Individuelle „Betten“ für die Füße

Ob Pumps oder Sportschuh: Orthopädische Einlagen kann man für fast jeden Schuh anfertigen lassen. (Foto: Brian Jackson / Fotolia)
Ob Pumps oder Sportschuh: Orthopädische Einlagen kann man für fast jeden Schuh anfertigen lassen. (Foto: Brian Jackson / Fotolia)

Orthopädische Einlagen können Fehlstellungen korrigieren und Beschwerden lindern

(dbp/nas) Individuell angepasste, orthopädische Einlagen geben dem Fuß sein passendes „Bett“. Das kann je nach Bedarf eine zusätzliche Stütze, eine Druckentlastung, eine Polsterung oder eine Kombination gewünschter Wirkungen sein. Für Menschen mit einer Fußfehlstellung ist es wichtig, dass die Einlage als Korrektur fungiert: Zum Teil können so die Ursachen beseitigt werden, in jedem Fall aber Beschwerden und Schmerz gelindert. „Ganz wichtig dabei ist das Zusammenspiel zwischen Schuh und Einlage“, sagt Werner Dierolf, Präsident des Zentralverbands Orthopädieschuhtechnik.

Einlagen korrigieren Fehlstellungen

Fehlstellungen können den Fuß – und damit den ganzen Körper – in eine Schieflage bringen. Ganz automatisch versucht der Betroffene, diese auszugleichen. Das wirkt sich auf die Statik und die Bewegungsabläufe aus. Die möglichen Folgen: Schon- und Fehlhaltungen, Veränderungen an Muskulatur oder Knochen, Schmerzen und Bewegungseinschränkungen. Eine orthopädische Einlage wirkt dem entgegen, erklärt Werner Dierolf. Je nach Art und Anforderung des jeweiligen Fußes werden die „Deformitäten“ korrigiert, gestützt oder gebettet. In modernen Einlagen sind verschiedene Materialien von Kork und Leder bis hin zu Kunststoffen verarbeitet.
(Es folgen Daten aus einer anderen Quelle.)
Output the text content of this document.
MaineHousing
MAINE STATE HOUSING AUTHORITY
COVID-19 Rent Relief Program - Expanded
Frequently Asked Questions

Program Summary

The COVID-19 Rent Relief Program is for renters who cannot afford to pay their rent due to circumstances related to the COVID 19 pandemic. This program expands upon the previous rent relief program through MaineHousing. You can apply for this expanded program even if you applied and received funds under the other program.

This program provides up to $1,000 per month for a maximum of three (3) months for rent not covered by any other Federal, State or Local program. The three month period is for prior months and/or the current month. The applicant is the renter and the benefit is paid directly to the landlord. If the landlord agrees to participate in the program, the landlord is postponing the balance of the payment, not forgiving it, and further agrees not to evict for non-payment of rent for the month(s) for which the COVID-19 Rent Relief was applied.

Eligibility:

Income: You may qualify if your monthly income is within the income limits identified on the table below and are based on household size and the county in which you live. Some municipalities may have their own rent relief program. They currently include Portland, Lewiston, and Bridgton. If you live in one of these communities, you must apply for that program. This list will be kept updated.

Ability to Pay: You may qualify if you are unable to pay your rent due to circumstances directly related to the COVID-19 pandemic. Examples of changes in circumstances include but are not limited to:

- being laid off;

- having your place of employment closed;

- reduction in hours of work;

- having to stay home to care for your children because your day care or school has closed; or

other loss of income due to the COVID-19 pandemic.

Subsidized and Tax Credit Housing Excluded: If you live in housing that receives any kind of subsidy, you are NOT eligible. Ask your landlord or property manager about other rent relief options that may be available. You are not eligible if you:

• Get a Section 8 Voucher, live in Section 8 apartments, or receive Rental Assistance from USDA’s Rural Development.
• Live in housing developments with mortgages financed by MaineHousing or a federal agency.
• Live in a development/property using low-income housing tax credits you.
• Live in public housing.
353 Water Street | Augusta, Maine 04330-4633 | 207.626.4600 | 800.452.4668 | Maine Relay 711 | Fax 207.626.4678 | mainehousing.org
Zu den häufigsten Problemen zählen der Knick-, der Senk- und der Spreizfuß. Deren Ursache kann genetisch bedingt sein, häufig liegt allerdings eine Überlastung zugrunde. Beim Knickfuß stehen Ferse und Achillessehne nicht mehr „lotrecht“ und gerade, sondern der Fuß ist nach innen (seltener nach außen) geknickt, so dass die Bänder ständig überdehnt sind. Hier muss eine Einlage die Ferse anheben. Beim Senkfuß ist das Längsgewölbe des Fußes abgesenkt; der Betroffene läuft quasi auf den Felgen. Das Problem beim Spreizfuß wiederum ist ein Absenken des Quergewölbes; daran seien häufig zu hohe Absätze schuld, sagt Dierolf.

Schuhe und Einlagen müssen zusammenpassen

Der Hallux valgus (Ballenzeh) macht ebenfalls vielen Menschen Beschwerden – verursacht durch eine Veranlagung oder zu enges Schuhwerk. Hier muss eine Einlage das vordere Fußgewölbe stützen. Der Begriff Hallux rigidus bezeichnet die zunehmende Steifigkeit der Großzehe, bedingt durch Arthrose im Grundgelenk. Einlagen mit einem Volumen von rund 5 Millimetern können die Großzehe „tiefer legen“, erläutert der Experte. Auch bei einem Fersensporn (einer Knochenbildung im Bereich der Ferse) können Einlagen helfen, um die zugrunde liegende Reizung und die Knochenbildung zurückgehen zu lassen.

Die gesetzlichen Krankenkassen genehmigen zwei Paar Einlagen pro Jahr. Dafür übernehmen sie einen Festbetrag und der Patient muss zehn Prozent zuzahlen. Mehrkosten für besonders hochwertige Einlagen muss der Patient selbst übernehmen. Orthopädie-Schuhmachermeister Dierolf empfiehlt, Einlagen nicht nur für ein Paar Schuhe anfertigen zu lassen. Die Schuhe sollten unbedingt zum Orthopädietechniker mitgebracht werden, denn Schuhwerk und Einlagen müssen gut zusammen passen. Außerdem ist es natürlich ein großer Unterschied, ob der Kunde die Einlagen hauptsächlich für seine schicken Büroschuhe oder für Freizeitschuhe benötigt.